Warm-up with Menti (5 minutes)

Question of the day on Menti:

  • Most confusing point in the class so far?

Logistics (5 minutes)

  • Add/drop ending
  • Class buddies
  • Project 1 plans
  • Alternate times (TR 1:25-2:40 in the Gather.town office)

Walk-through: playing with profilers (20 minutes)

Breakout groups (25 minutes)

  1. What is the size of the following C struct, and why?

    typedef struct foo_t {
        char a;
        double b;
    } foo_t;
  2. Consider an explicit time stepper on a 256^2 mesh (65536 points). Each time step takes time proportional to the mesh size (a few flops per mesh point), and every 100 steps we spend 5ms to write to disk. Roughly what fraction of the time is spent on disk writes, assumeing that we are going at about the peak flop rate?

  3. How fast can you make the centroid code, in principle?

Report out (5 minutes)


There were two themes in the Menti poll: confusion over computer architecture (particularly caching), and confusion over tools (compilers, Unix, etc). This is consistent with what I’ve heard in past versions of the class, so it is not soo much of a surprise, but it’s worth a couple comments.

Architectural confusion

Re-emphasize something that I also said in the slides: for the purposes of this class, my goal is not to teach you a lot of computer architecture. Rather, it’s to teach you to recognize the handful of architectural features that are most relevant to scientific high-performance computing: caches and memory speeds, and things involving instruction-level parallelism.

It is fine if you get confused about the difference between conflict and capacity misses. It’s useful to distinguish between them because we might consider different tuning strategies to get around one or the other, but I am not going to quiz you on it. Similarly, I don’t know that you need to know about the details of instruction-level parallelism on modern x86-64 chips. I mostly want you to know enough to realize when your code is running slower than it ought to, and to recognize why.

The architecture material in this class is mostly in the first couple of weeks. We’ll keep using the ideas throughout, but we’ll be focusing more on organizational patterns and algorithmic ideas soon enough.

Tools and environments

I do assume students coming into this class know something about programming in a C-family language, enough to pick up C. I don’t assume you are all familiar with Unix. Fortunately, there are good resources online (with pointers from the web page and course slides), and I am happy to talk in office hours or via email/Slack/Piazza to clear up points of confusion. You can also ask your peers; we do have Unix expertise in the class, it just isn’t uniformly distributed.

I certainly don’t assume that you are familiar with GCP, nor with working in a batch queued environment (as is common in most supercomputing centers and many clusters). But we need these types of resources if we’re going to do examples on machines bigger than your personal laptops or desktops (which we are).
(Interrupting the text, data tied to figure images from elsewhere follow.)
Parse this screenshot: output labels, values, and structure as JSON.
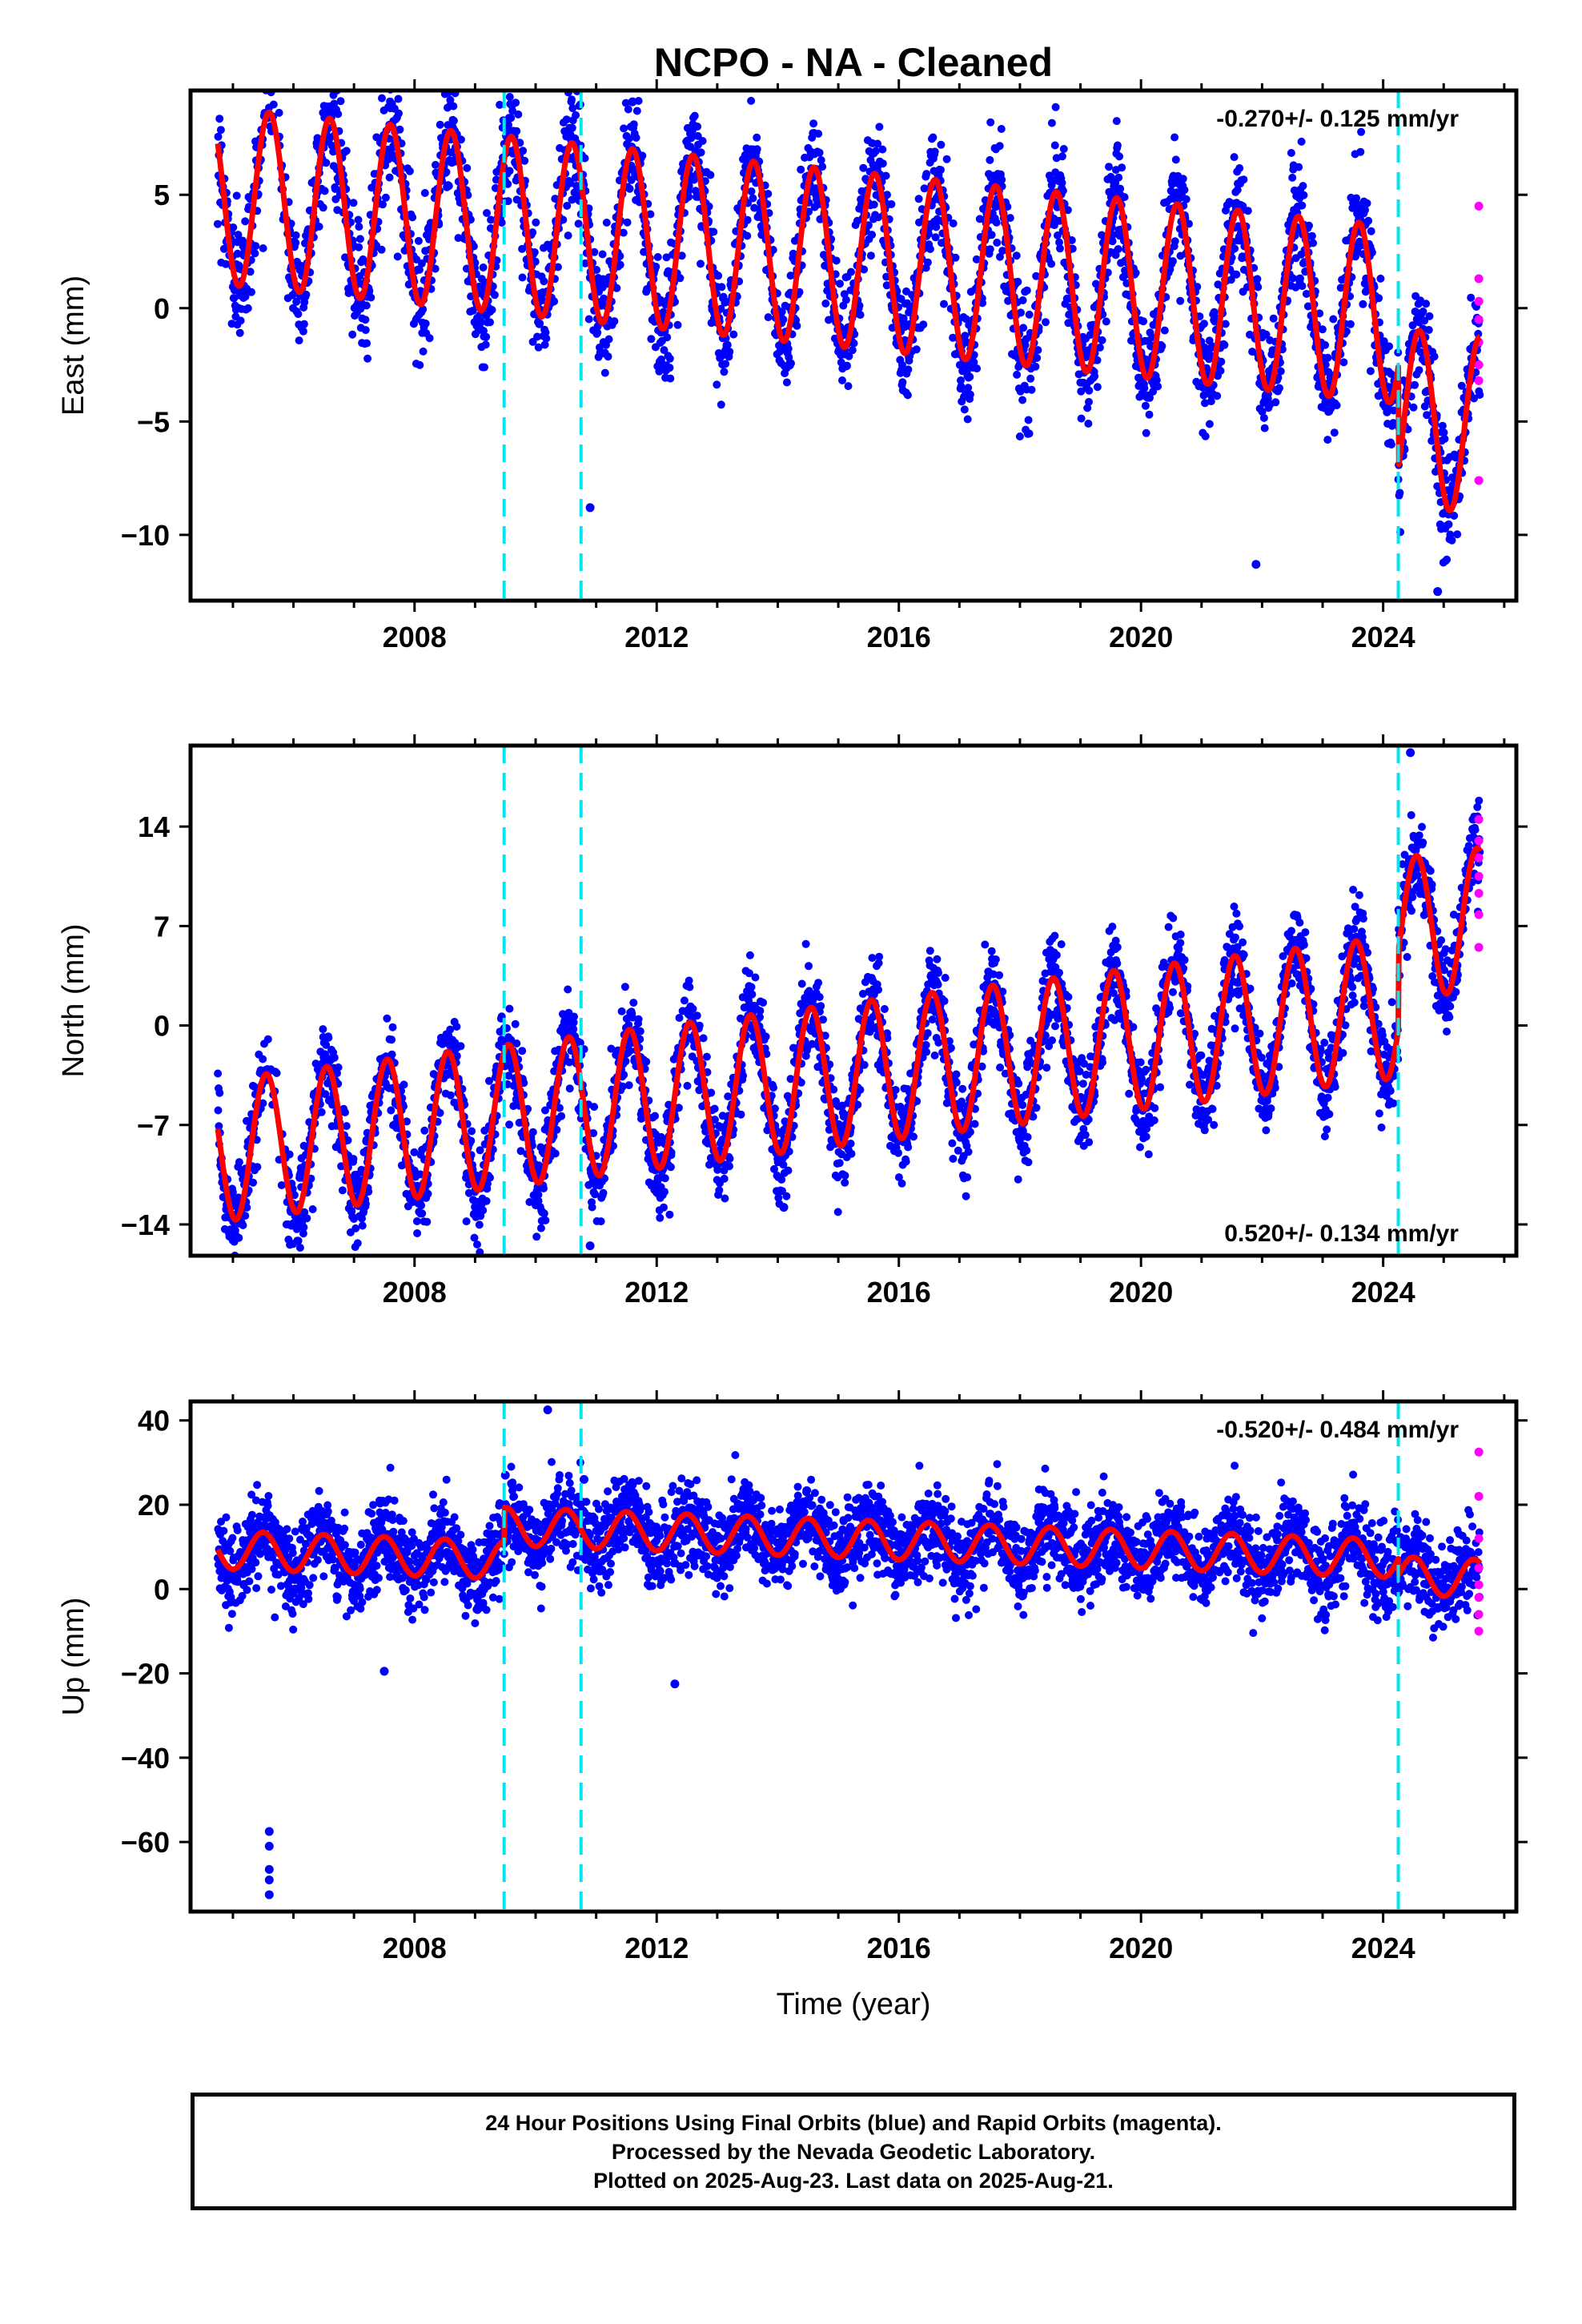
{
  "title": "NCPO  - NA - Cleaned",
  "footer": {
    "line1": "24 Hour Positions Using Final Orbits (blue) and Rapid Orbits (magenta).",
    "line2": "Processed by the Nevada Geodetic Laboratory.",
    "line3": "Plotted on 2025-Aug-23. Last data on 2025-Aug-21."
  },
  "colors": {
    "final_orbits": "#0000ff",
    "rapid_orbits": "#ff00ff",
    "model": "#ff0000",
    "offset_lines": "#00e5ee"
  },
  "chart_data": [
    {
      "type": "scatter",
      "ylabel": "East (mm)",
      "xlabel": "",
      "xlim": [
        2004.3,
        2026.2
      ],
      "ylim": [
        -12.9,
        9.6
      ],
      "xticks": [
        2008,
        2012,
        2016,
        2020,
        2024
      ],
      "yticks": [
        5,
        0,
        -5,
        -10
      ],
      "ytick_labels": [
        "5",
        "0",
        "−5",
        "−10"
      ],
      "annotation": "-0.270+/- 0.125 mm/yr",
      "annotation_position": "top-right",
      "offsets": [
        2009.48,
        2010.75,
        2024.25
      ],
      "data_span": [
        2004.75,
        2025.6
      ],
      "model": {
        "rate_mm_yr": -0.27,
        "intercept_mm": 2.2,
        "annual_amp_mm": 3.9,
        "phase_peak_yr": 0.6,
        "scatter_mm": 1.3,
        "jumps": [
          {
            "t": 2024.25,
            "dy": -4.5
          }
        ]
      },
      "outliers": [
        [
          2011.6,
          9.1
        ],
        [
          2010.9,
          -8.8
        ],
        [
          2021.9,
          -11.3
        ],
        [
          2024.9,
          -12.5
        ]
      ],
      "rapid": {
        "t": 2025.58,
        "values": [
          4.5,
          1.3,
          0.3,
          -0.5,
          -1.5,
          -2.5,
          -3.2,
          -7.6
        ]
      }
    },
    {
      "type": "scatter",
      "ylabel": "North (mm)",
      "xlabel": "",
      "xlim": [
        2004.3,
        2026.2
      ],
      "ylim": [
        -16.2,
        19.7
      ],
      "xticks": [
        2008,
        2012,
        2016,
        2020,
        2024
      ],
      "yticks": [
        14,
        7,
        0,
        -7,
        -14
      ],
      "ytick_labels": [
        "14",
        "7",
        "0",
        "−7",
        "−14"
      ],
      "annotation": "0.520+/- 0.134 mm/yr",
      "annotation_position": "bottom-right",
      "offsets": [
        2009.48,
        2010.75,
        2024.25
      ],
      "data_span": [
        2004.75,
        2025.6
      ],
      "model": {
        "rate_mm_yr": 0.52,
        "intercept_mm": -3.5,
        "annual_amp_mm": 5.0,
        "phase_peak_yr": 0.55,
        "scatter_mm": 1.6,
        "jumps": [
          {
            "t": 2024.25,
            "dy": 5.5
          }
        ]
      },
      "outliers": [
        [
          2010.9,
          -15.5
        ],
        [
          2014.1,
          -12.8
        ],
        [
          2020.0,
          -7.0
        ],
        [
          2024.45,
          19.2
        ]
      ],
      "rapid": {
        "t": 2025.58,
        "values": [
          14.5,
          13.0,
          11.8,
          10.5,
          9.3,
          7.8,
          5.5
        ]
      }
    },
    {
      "type": "scatter",
      "ylabel": "Up (mm)",
      "xlabel": "Time (year)",
      "xlim": [
        2004.3,
        2026.2
      ],
      "ylim": [
        -76.5,
        44.5
      ],
      "xticks": [
        2008,
        2012,
        2016,
        2020,
        2024
      ],
      "yticks": [
        40,
        20,
        0,
        -20,
        -40,
        -60
      ],
      "ytick_labels": [
        "40",
        "20",
        "0",
        "−20",
        "−40",
        "−60"
      ],
      "annotation": "-0.520+/- 0.484 mm/yr",
      "annotation_position": "top-right",
      "offsets": [
        2009.48,
        2010.75,
        2024.25
      ],
      "data_span": [
        2004.75,
        2025.6
      ],
      "model": {
        "rate_mm_yr": -0.52,
        "intercept_mm": 4.0,
        "annual_amp_mm": 4.5,
        "phase_peak_yr": 0.5,
        "scatter_mm": 5.0,
        "jumps": [
          {
            "t": 2009.48,
            "dy": 8.0
          },
          {
            "t": 2024.25,
            "dy": -4.0
          }
        ]
      },
      "outliers": [
        [
          2005.6,
          -57.5
        ],
        [
          2005.6,
          -61.0
        ],
        [
          2005.6,
          -66.5
        ],
        [
          2005.6,
          -69.0
        ],
        [
          2005.6,
          -72.5
        ],
        [
          2010.2,
          42.5
        ],
        [
          2009.5,
          27.0
        ],
        [
          2010.8,
          26.0
        ],
        [
          2012.3,
          -22.5
        ],
        [
          2007.5,
          -19.5
        ]
      ],
      "rapid": {
        "t": 2025.58,
        "values": [
          32.5,
          22.0,
          12.0,
          5.0,
          1.0,
          -2.0,
          -6.0,
          -10.0
        ]
      }
    }
  ]
}
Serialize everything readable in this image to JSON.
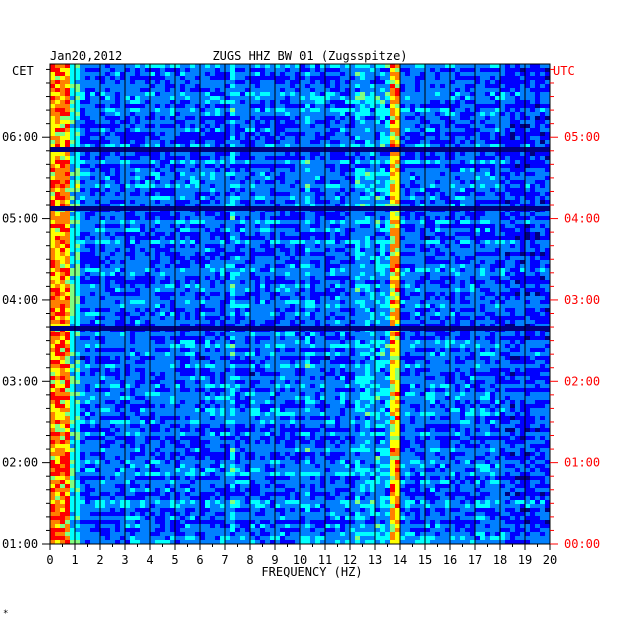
{
  "chart_data": {
    "type": "heatmap",
    "title": "ZUGS HHZ BW 01 (Zugsspitze)",
    "date": "Jan20,2012",
    "left_axis_label": "CET",
    "right_axis_label": "UTC",
    "xlabel": "FREQUENCY (HZ)",
    "xlim": [
      0,
      20
    ],
    "x_ticks": [
      "0",
      "1",
      "2",
      "3",
      "4",
      "5",
      "6",
      "7",
      "8",
      "9",
      "10",
      "11",
      "12",
      "13",
      "14",
      "15",
      "16",
      "17",
      "18",
      "19",
      "20"
    ],
    "y_ticks_cet": [
      "06:00",
      "05:00",
      "04:00",
      "03:00",
      "02:00",
      "01:00"
    ],
    "y_ticks_utc": [
      "05:00",
      "04:00",
      "03:00",
      "02:00",
      "01:00",
      "00:00"
    ],
    "time_range_cet_hours": [
      1.0,
      6.9
    ],
    "colormap": [
      "#00007f",
      "#0000ff",
      "#0080ff",
      "#00ffff",
      "#80ff80",
      "#ffff00",
      "#ff8000",
      "#ff0000"
    ],
    "grid": true,
    "footnote": "*"
  }
}
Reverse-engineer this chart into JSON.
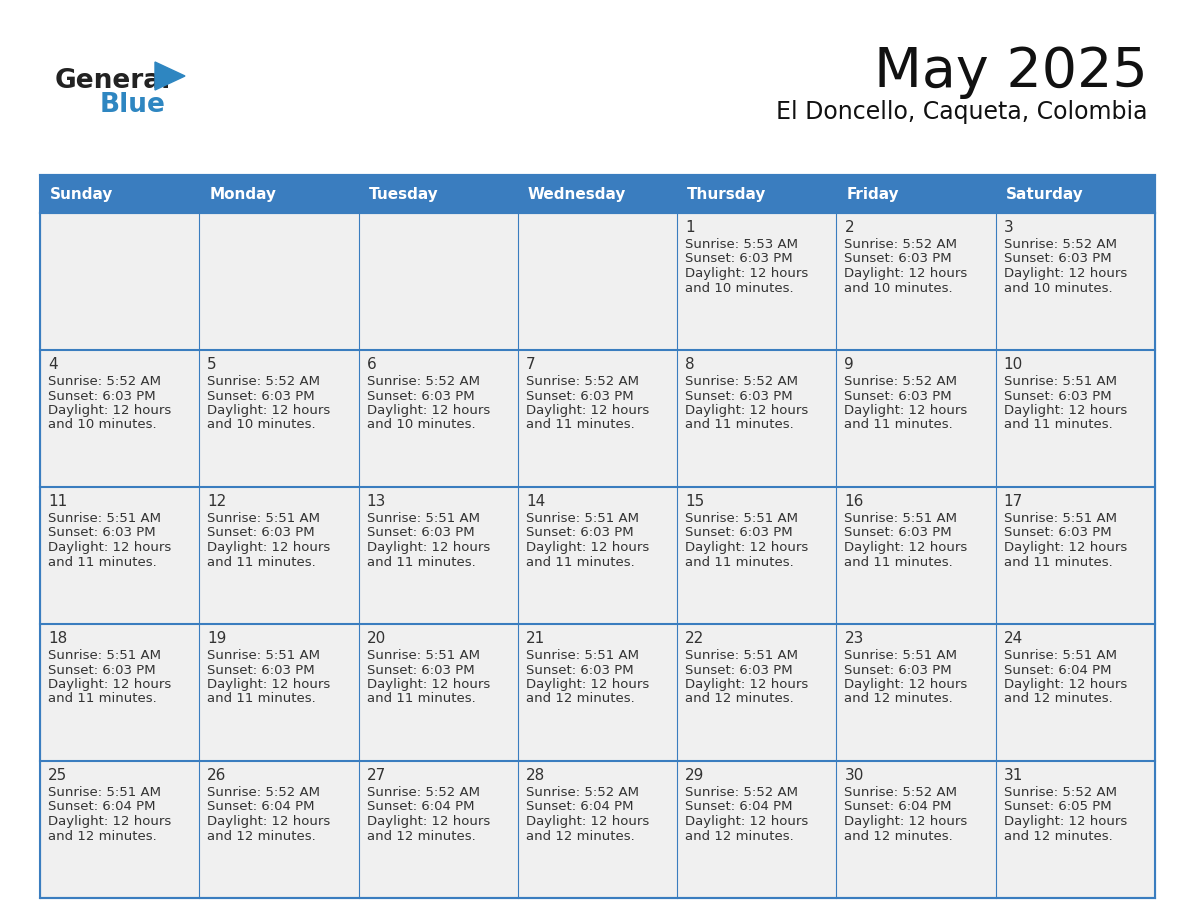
{
  "title": "May 2025",
  "subtitle": "El Doncello, Caqueta, Colombia",
  "days_of_week": [
    "Sunday",
    "Monday",
    "Tuesday",
    "Wednesday",
    "Thursday",
    "Friday",
    "Saturday"
  ],
  "header_bg": "#3a7dbf",
  "header_text": "#ffffff",
  "cell_bg": "#f0f0f0",
  "cell_text": "#333333",
  "day_num_color": "#333333",
  "border_color": "#3a7dbf",
  "grid_color": "#3a7dbf",
  "logo_general_color": "#222222",
  "logo_blue_color": "#2e86c1",
  "calendar": [
    [
      null,
      null,
      null,
      null,
      {
        "day": 1,
        "sunrise": "5:53 AM",
        "sunset": "6:03 PM",
        "daylight": "12 hours",
        "daylight2": "and 10 minutes."
      },
      {
        "day": 2,
        "sunrise": "5:52 AM",
        "sunset": "6:03 PM",
        "daylight": "12 hours",
        "daylight2": "and 10 minutes."
      },
      {
        "day": 3,
        "sunrise": "5:52 AM",
        "sunset": "6:03 PM",
        "daylight": "12 hours",
        "daylight2": "and 10 minutes."
      }
    ],
    [
      {
        "day": 4,
        "sunrise": "5:52 AM",
        "sunset": "6:03 PM",
        "daylight": "12 hours",
        "daylight2": "and 10 minutes."
      },
      {
        "day": 5,
        "sunrise": "5:52 AM",
        "sunset": "6:03 PM",
        "daylight": "12 hours",
        "daylight2": "and 10 minutes."
      },
      {
        "day": 6,
        "sunrise": "5:52 AM",
        "sunset": "6:03 PM",
        "daylight": "12 hours",
        "daylight2": "and 10 minutes."
      },
      {
        "day": 7,
        "sunrise": "5:52 AM",
        "sunset": "6:03 PM",
        "daylight": "12 hours",
        "daylight2": "and 11 minutes."
      },
      {
        "day": 8,
        "sunrise": "5:52 AM",
        "sunset": "6:03 PM",
        "daylight": "12 hours",
        "daylight2": "and 11 minutes."
      },
      {
        "day": 9,
        "sunrise": "5:52 AM",
        "sunset": "6:03 PM",
        "daylight": "12 hours",
        "daylight2": "and 11 minutes."
      },
      {
        "day": 10,
        "sunrise": "5:51 AM",
        "sunset": "6:03 PM",
        "daylight": "12 hours",
        "daylight2": "and 11 minutes."
      }
    ],
    [
      {
        "day": 11,
        "sunrise": "5:51 AM",
        "sunset": "6:03 PM",
        "daylight": "12 hours",
        "daylight2": "and 11 minutes."
      },
      {
        "day": 12,
        "sunrise": "5:51 AM",
        "sunset": "6:03 PM",
        "daylight": "12 hours",
        "daylight2": "and 11 minutes."
      },
      {
        "day": 13,
        "sunrise": "5:51 AM",
        "sunset": "6:03 PM",
        "daylight": "12 hours",
        "daylight2": "and 11 minutes."
      },
      {
        "day": 14,
        "sunrise": "5:51 AM",
        "sunset": "6:03 PM",
        "daylight": "12 hours",
        "daylight2": "and 11 minutes."
      },
      {
        "day": 15,
        "sunrise": "5:51 AM",
        "sunset": "6:03 PM",
        "daylight": "12 hours",
        "daylight2": "and 11 minutes."
      },
      {
        "day": 16,
        "sunrise": "5:51 AM",
        "sunset": "6:03 PM",
        "daylight": "12 hours",
        "daylight2": "and 11 minutes."
      },
      {
        "day": 17,
        "sunrise": "5:51 AM",
        "sunset": "6:03 PM",
        "daylight": "12 hours",
        "daylight2": "and 11 minutes."
      }
    ],
    [
      {
        "day": 18,
        "sunrise": "5:51 AM",
        "sunset": "6:03 PM",
        "daylight": "12 hours",
        "daylight2": "and 11 minutes."
      },
      {
        "day": 19,
        "sunrise": "5:51 AM",
        "sunset": "6:03 PM",
        "daylight": "12 hours",
        "daylight2": "and 11 minutes."
      },
      {
        "day": 20,
        "sunrise": "5:51 AM",
        "sunset": "6:03 PM",
        "daylight": "12 hours",
        "daylight2": "and 11 minutes."
      },
      {
        "day": 21,
        "sunrise": "5:51 AM",
        "sunset": "6:03 PM",
        "daylight": "12 hours",
        "daylight2": "and 12 minutes."
      },
      {
        "day": 22,
        "sunrise": "5:51 AM",
        "sunset": "6:03 PM",
        "daylight": "12 hours",
        "daylight2": "and 12 minutes."
      },
      {
        "day": 23,
        "sunrise": "5:51 AM",
        "sunset": "6:03 PM",
        "daylight": "12 hours",
        "daylight2": "and 12 minutes."
      },
      {
        "day": 24,
        "sunrise": "5:51 AM",
        "sunset": "6:04 PM",
        "daylight": "12 hours",
        "daylight2": "and 12 minutes."
      }
    ],
    [
      {
        "day": 25,
        "sunrise": "5:51 AM",
        "sunset": "6:04 PM",
        "daylight": "12 hours",
        "daylight2": "and 12 minutes."
      },
      {
        "day": 26,
        "sunrise": "5:52 AM",
        "sunset": "6:04 PM",
        "daylight": "12 hours",
        "daylight2": "and 12 minutes."
      },
      {
        "day": 27,
        "sunrise": "5:52 AM",
        "sunset": "6:04 PM",
        "daylight": "12 hours",
        "daylight2": "and 12 minutes."
      },
      {
        "day": 28,
        "sunrise": "5:52 AM",
        "sunset": "6:04 PM",
        "daylight": "12 hours",
        "daylight2": "and 12 minutes."
      },
      {
        "day": 29,
        "sunrise": "5:52 AM",
        "sunset": "6:04 PM",
        "daylight": "12 hours",
        "daylight2": "and 12 minutes."
      },
      {
        "day": 30,
        "sunrise": "5:52 AM",
        "sunset": "6:04 PM",
        "daylight": "12 hours",
        "daylight2": "and 12 minutes."
      },
      {
        "day": 31,
        "sunrise": "5:52 AM",
        "sunset": "6:05 PM",
        "daylight": "12 hours",
        "daylight2": "and 12 minutes."
      }
    ]
  ]
}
So we’ll spend some time in the meetings to help get you familiar with these things, and you can also ask questions of me or of your peers.

Part of the reason for learning these tools is because we need them for the projects. But learning about these software tools (compilers, build systems, Unix, etc) is the thing that students most frequently tell me they valued after the course ends. Sometimes it is more specific than that, and I’m still not sure how I felt about the student comment that the most valuable thing they learned in 5220 was how to use make! It was not anonymous, and I know the student enjoyed the class, so I think this was mostly a sign of how useful they ended up finding makefiles. Anyhow, this is the sixth time I’ve taught this course at Cornell (and I also taught it at NYU and was a TA for the equivalent at Berkeley twice before that), and this appreciation for knowing about the tools seems to be a general theme in post-course feedback, even if not everyone likes it at the time they are picking it up. I suppose this makes sense, since even many of you who are never going to tune a piece of code after this course ends might want to do some work on a machine that is bigger than your laptop or desktop, or might find yourself needing to do some work in a Unix-style environment.